Plumb through out_row byte length so we can assert we stay underneath it.

Sadly, not asserting for me yet.  Can't hurt.

BUG=chromium:491660

Review URL: https://codereview.chromium.org/1187173005
diff --git a/src/core/SkConvolver.cpp b/src/core/SkConvolver.cpp
index 49688db..bf00956 100644
--- a/src/core/SkConvolver.cpp
+++ b/src/core/SkConvolver.cpp
@@ -436,7 +436,7 @@
                     src[i] = &sourceData[(uint64_t)(nextXRow + i) * sourceByteRowStride];
                     outRow[i] = rowBuffer.advanceRow();
                 }
-                convolveProcs.fConvolve4RowsHorizontally(src, filterX, outRow);
+                convolveProcs.fConvolve4RowsHorizontally(src, filterX, outRow, 4*rowBufferWidth);
                 nextXRow += 4;
             } else {
                 // Check if we need to avoid SSE2 for this row.

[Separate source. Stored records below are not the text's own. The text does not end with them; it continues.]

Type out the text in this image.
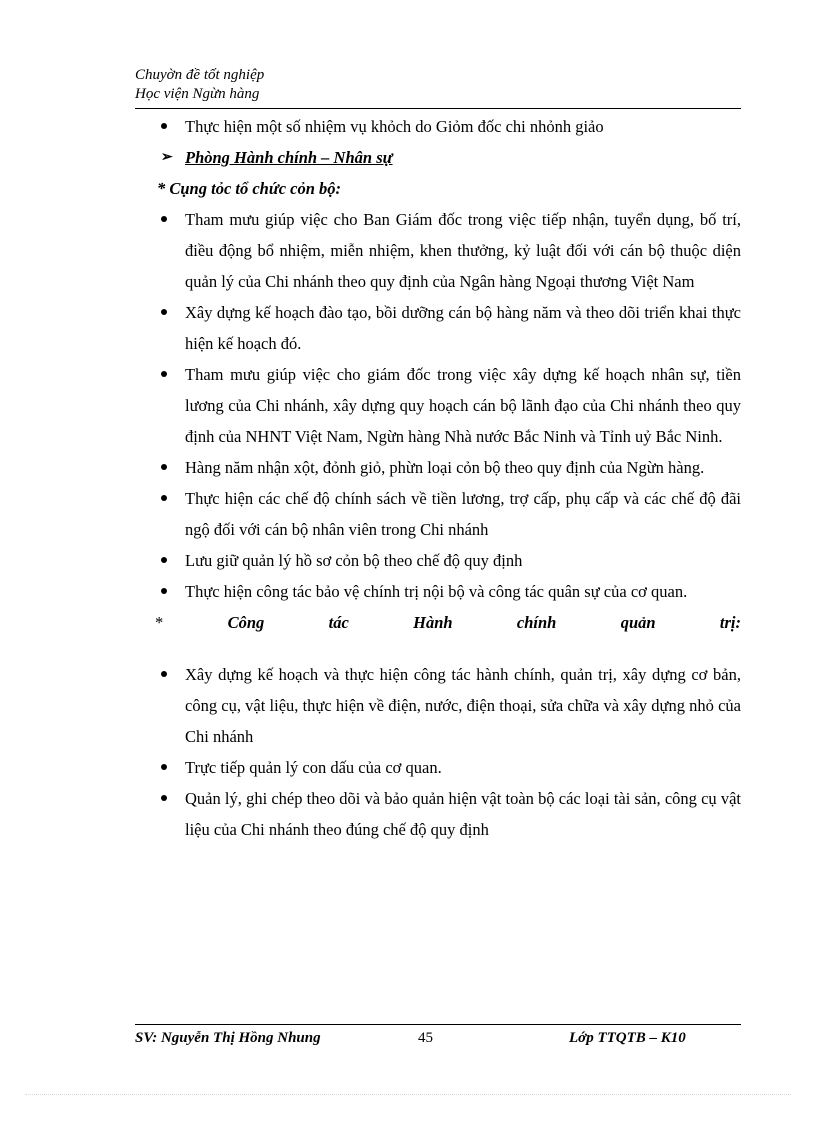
Chuyờn đề tốt nghiệp
Học viện Ngừn hàng
Thực hiện một số nhiệm vụ khỏch do Giỏm đốc chi nhỏnh giảo
➢ Phòng Hành chính – Nhân sự
* Cụng tỏc tổ chức cỏn bộ:
Tham mưu giúp việc cho Ban Giám đốc trong việc tiếp nhận, tuyển dụng, bố trí, điều động bổ nhiệm, miễn nhiệm, khen thưởng, kỷ luật đối với cán bộ thuộc diện quản lý của Chi nhánh theo quy định của Ngân hàng Ngoại thương Việt Nam
Xây dựng kế hoạch đào tạo, bồi dưỡng cán bộ hàng năm và theo dõi triển khai thực hiện kế hoạch đó.
Tham mưu giúp việc cho giám đốc trong việc xây dựng kế hoạch nhân sự, tiền lương của Chi nhánh, xây dựng quy hoạch cán bộ lãnh đạo của Chi nhánh theo quy định của NHNT Việt Nam, Ngừn hàng Nhà nước Bắc Ninh và Tỉnh uỷ Bắc Ninh.
Hàng năm nhận xột, đỏnh giỏ, phừn loại cỏn bộ theo quy định của Ngừn hàng.
Thực hiện các chế độ chính sách về tiền lương, trợ cấp, phụ cấp và các chế độ đãi ngộ đối với cán bộ nhân viên trong Chi nhánh
Lưu giữ quản lý hồ sơ cỏn bộ theo chế độ quy định
Thực hiện công tác bảo vệ chính trị nội bộ và công tác quân sự của cơ quan.
*	Công	tác	Hành	chính	quản	trị:
Xây dựng kế hoạch và thực hiện công tác hành chính, quản trị, xây dựng cơ bản, công cụ, vật liệu, thực hiện về điện, nước, điện thoại, sửa chữa và xây dựng nhỏ của Chi nhánh
Trực tiếp quản lý con dấu của cơ quan.
Quản lý, ghi chép theo dõi và bảo quản hiện vật toàn bộ các loại tài sản, công cụ vật liệu của Chi nhánh theo đúng chế độ quy định
SV: Nguyễn Thị Hồng Nhung	45	Lớp TTQTB – K10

diff --git a/src/core/SkConvolver.h b/src/core/SkConvolver.h
index 8e53da2..21419a9 100644
--- a/src/core/SkConvolver.h
+++ b/src/core/SkConvolver.h
@@ -153,7 +153,8 @@
 typedef void (*SkConvolve4RowsHorizontally_pointer)(
     const unsigned char* srcData[4],
     const SkConvolutionFilter1D& filter,
-    unsigned char* outRow[4]);
+    unsigned char* outRow[4],
+    size_t outRowBytes);
 typedef void (*SkConvolveHorizontally_pointer)(
     const unsigned char* srcData,
     const SkConvolutionFilter1D& filter,
diff --git a/src/opts/SkBitmapFilter_opts_SSE2.cpp b/src/opts/SkBitmapFilter_opts_SSE2.cpp
index de3dd3b..ecaad23 100644
--- a/src/opts/SkBitmapFilter_opts_SSE2.cpp
+++ b/src/opts/SkBitmapFilter_opts_SSE2.cpp
@@ -174,7 +174,10 @@
 // refer to that function for detailed comments.

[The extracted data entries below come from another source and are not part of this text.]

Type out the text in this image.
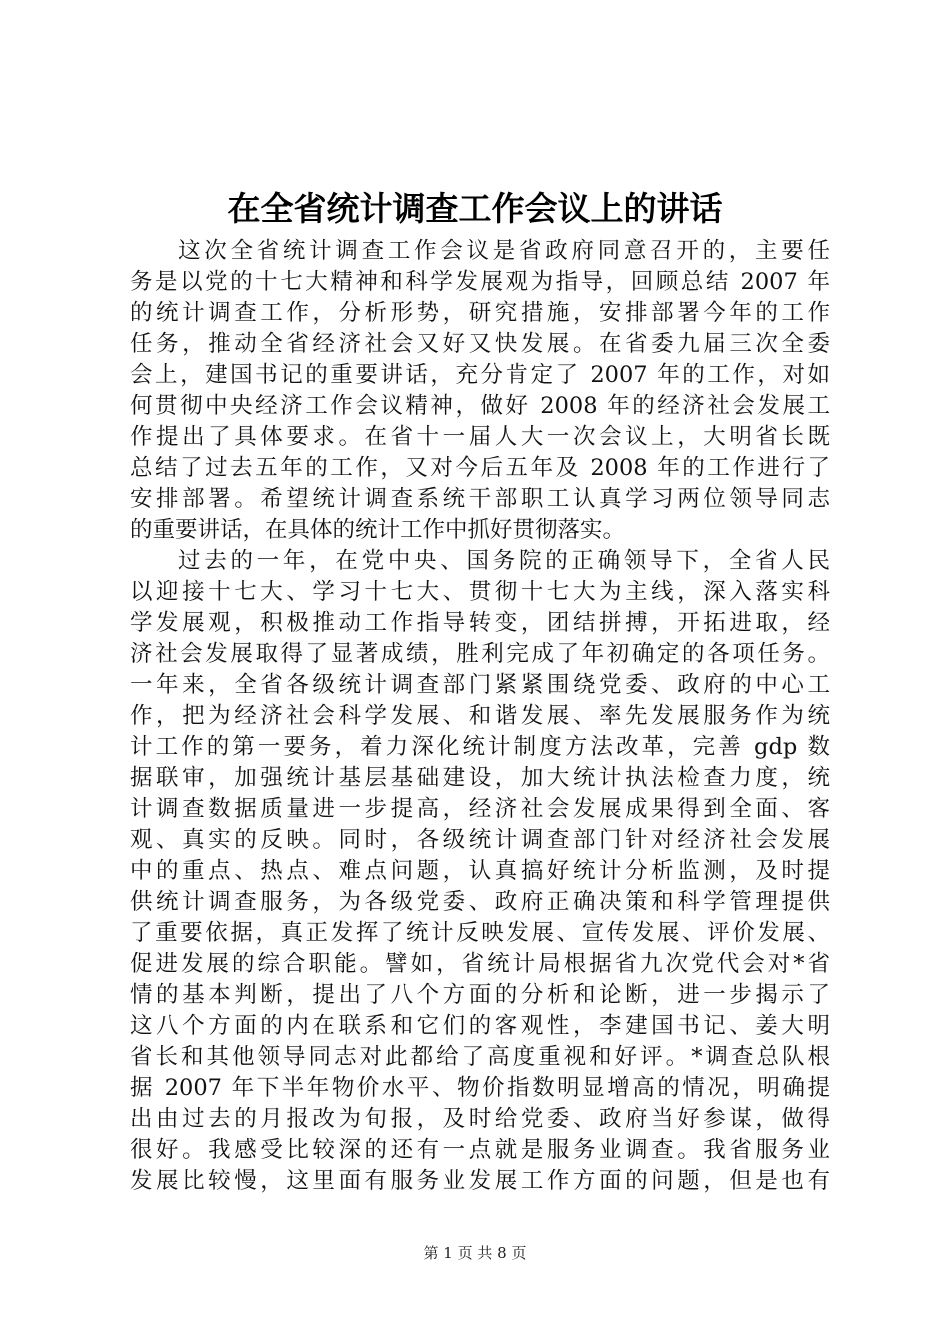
在全省统计调查工作会议上的讲话
这次全省统计调查工作会议是省政府同意召开的，主要任
务是以党的十七大精神和科学发展观为指导，回顾总结 2007 年
的统计调查工作，分析形势，研究措施，安排部署今年的工作
任务，推动全省经济社会又好又快发展。在省委九届三次全委
会上，建国书记的重要讲话，充分肯定了 2007 年的工作，对如
何贯彻中央经济工作会议精神，做好 2008 年的经济社会发展工
作提出了具体要求。在省十一届人大一次会议上，大明省长既
总结了过去五年的工作，又对今后五年及 2008 年的工作进行了
安排部署。希望统计调查系统干部职工认真学习两位领导同志
的重要讲话，在具体的统计工作中抓好贯彻落实。
过去的一年，在党中央、国务院的正确领导下，全省人民
以迎接十七大、学习十七大、贯彻十七大为主线，深入落实科
学发展观，积极推动工作指导转变，团结拼搏，开拓进取，经
济社会发展取得了显著成绩，胜利完成了年初确定的各项任务。
一年来，全省各级统计调查部门紧紧围绕党委、政府的中心工
作，把为经济社会科学发展、和谐发展、率先发展服务作为统
计工作的第一要务，着力深化统计制度方法改革，完善 gdp 数
据联审，加强统计基层基础建设，加大统计执法检查力度，统
计调查数据质量进一步提高，经济社会发展成果得到全面、客
观、真实的反映。同时，各级统计调查部门针对经济社会发展
中的重点、热点、难点问题，认真搞好统计分析监测，及时提
供统计调查服务，为各级党委、政府正确决策和科学管理提供
了重要依据，真正发挥了统计反映发展、宣传发展、评价发展、
促进发展的综合职能。譬如，省统计局根据省九次党代会对*省
情的基本判断，提出了八个方面的分析和论断，进一步揭示了
这八个方面的内在联系和它们的客观性，李建国书记、姜大明
省长和其他领导同志对此都给了高度重视和好评。*调查总队根
据 2007 年下半年物价水平、物价指数明显增高的情况，明确提
出由过去的月报改为旬报，及时给党委、政府当好参谋，做得
很好。我感受比较深的还有一点就是服务业调查。我省服务业
发展比较慢，这里面有服务业发展工作方面的问题，但是也有
第 1 页 共 8 页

 void convolve4RowsHorizontally_SSE2(const unsigned char* src_data[4],
                                     const SkConvolutionFilter1D& filter,
-                                    unsigned char* out_row[4]) {
+                                    unsigned char* out_row[4],
+                                    size_t outRowBytes) {
+    SkDEBUGCODE(const unsigned char* out_row_0_start = out_row[0];)
+
     int num_values = filter.numValues();
 
     int filter_offset, filter_length;
@@ -275,6 +278,9 @@
         accum3 = _mm_packs_epi32(accum3, zero);
         accum3 = _mm_packus_epi16(accum3, zero);
 
+        // We seem to be running off the edge here (chromium:491660).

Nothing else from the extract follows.